The captcha to sign up shows AI-generated images and asks things like "select images of a dog" but there are zero dogs, just dog approximations. I really hope these identifications won't be used as training data.
hCaptcha has been doing this for a few months now to my knowledge - I'm guessing this is being used to train a CLIP-like system (or alternatively: it might just be that poorly generated ai images are the best candidate for a captcha in the age of modern subject recognition, it's hard to know)
I mentioned noticing it several months ago, but it sounded like others hadn't seen it yet. It's always hcaptcha (or at least the atrocious ones are, maybe the others are just super good).
I have the same thought at first, it's really amusing to think that they expect me to select silly wrong things to pass a test and mistrain their system. I like to hope.
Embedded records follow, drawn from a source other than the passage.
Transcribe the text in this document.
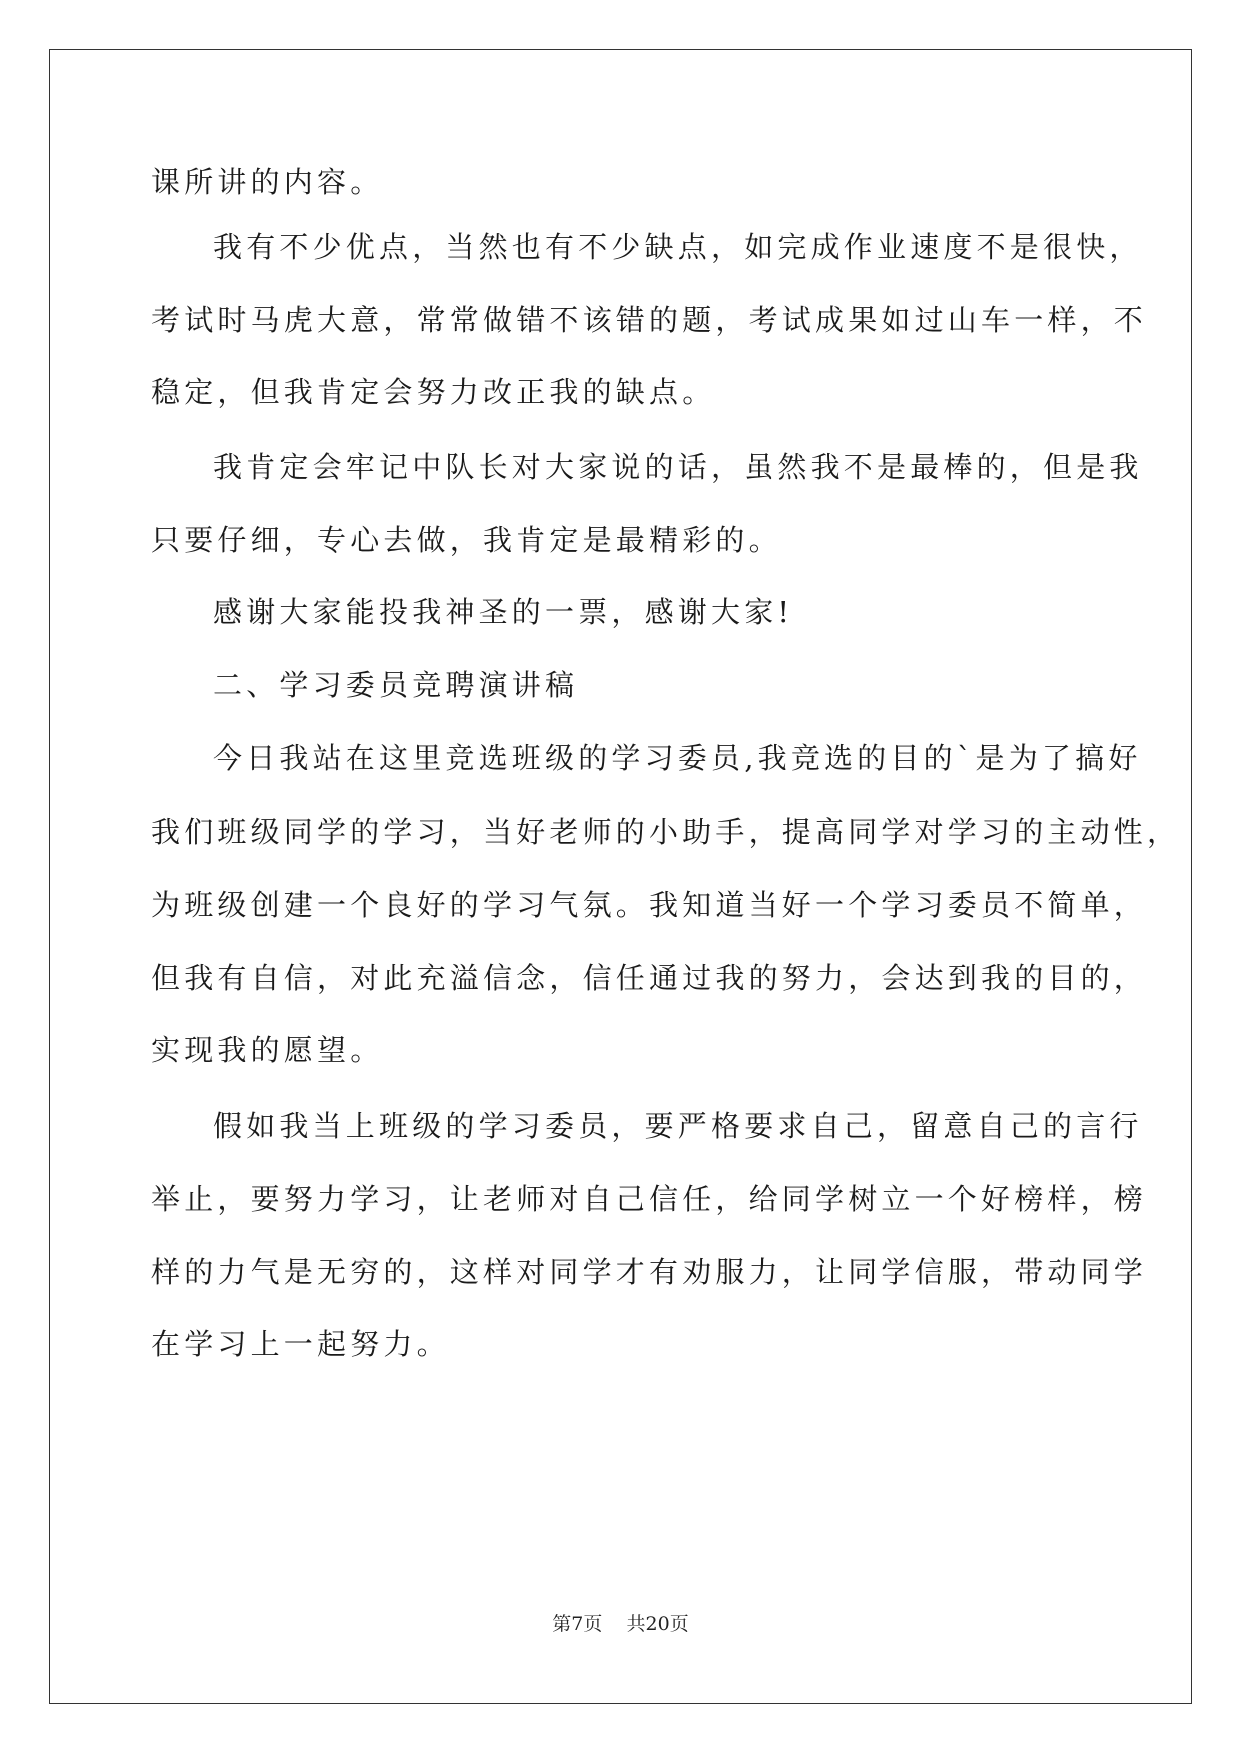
课所讲的内容。
我有不少优点，当然也有不少缺点，如完成作业速度不是很快，
考试时马虎大意，常常做错不该错的题，考试成果如过山车一样，不
稳定，但我肯定会努力改正我的缺点。
我肯定会牢记中队长对大家说的话，虽然我不是最棒的，但是我
只要仔细，专心去做，我肯定是最精彩的。
感谢大家能投我神圣的一票，感谢大家!
二、学习委员竞聘演讲稿
今日我站在这里竞选班级的学习委员,我竞选的目的`是为了搞好
我们班级同学的学习，当好老师的小助手，提高同学对学习的主动性，
为班级创建一个良好的学习气氛。我知道当好一个学习委员不简单，
但我有自信，对此充溢信念，信任通过我的努力，会达到我的目的，
实现我的愿望。
假如我当上班级的学习委员，要严格要求自己，留意自己的言行
举止，要努力学习，让老师对自己信任，给同学树立一个好榜样，榜
样的力气是无穷的，这样对同学才有劝服力，让同学信服，带动同学
在学习上一起努力。
第7页    共20页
Alas, statistically they can totally do this by showing the same images to multiple people so that they can estimate what most people like and then define a threshold outside which they predict that it's not a human. One dimension is related to their AI tuning variables or whatever, the other is related to their analog signal from human measurements of the same images. They surely do this already since humans also have noise in their responses to a survey with anything that's not obvious.
They can still apply on-off thresholding to the analog signal that is a survey over many participants. It still gives these ridiculous gas-lighting training systems though.
One thing that's probably true -- they're finding out what the lowest quality image is that people will identify as something, which is unique. Usually people vote for what they like best, but if the stupid thing forces you to click on a certain number they can adjust that threshold.
Maybe they intend to touch up subsections of images such that they're closer to these minimum quality thresholds, who knows... just something different.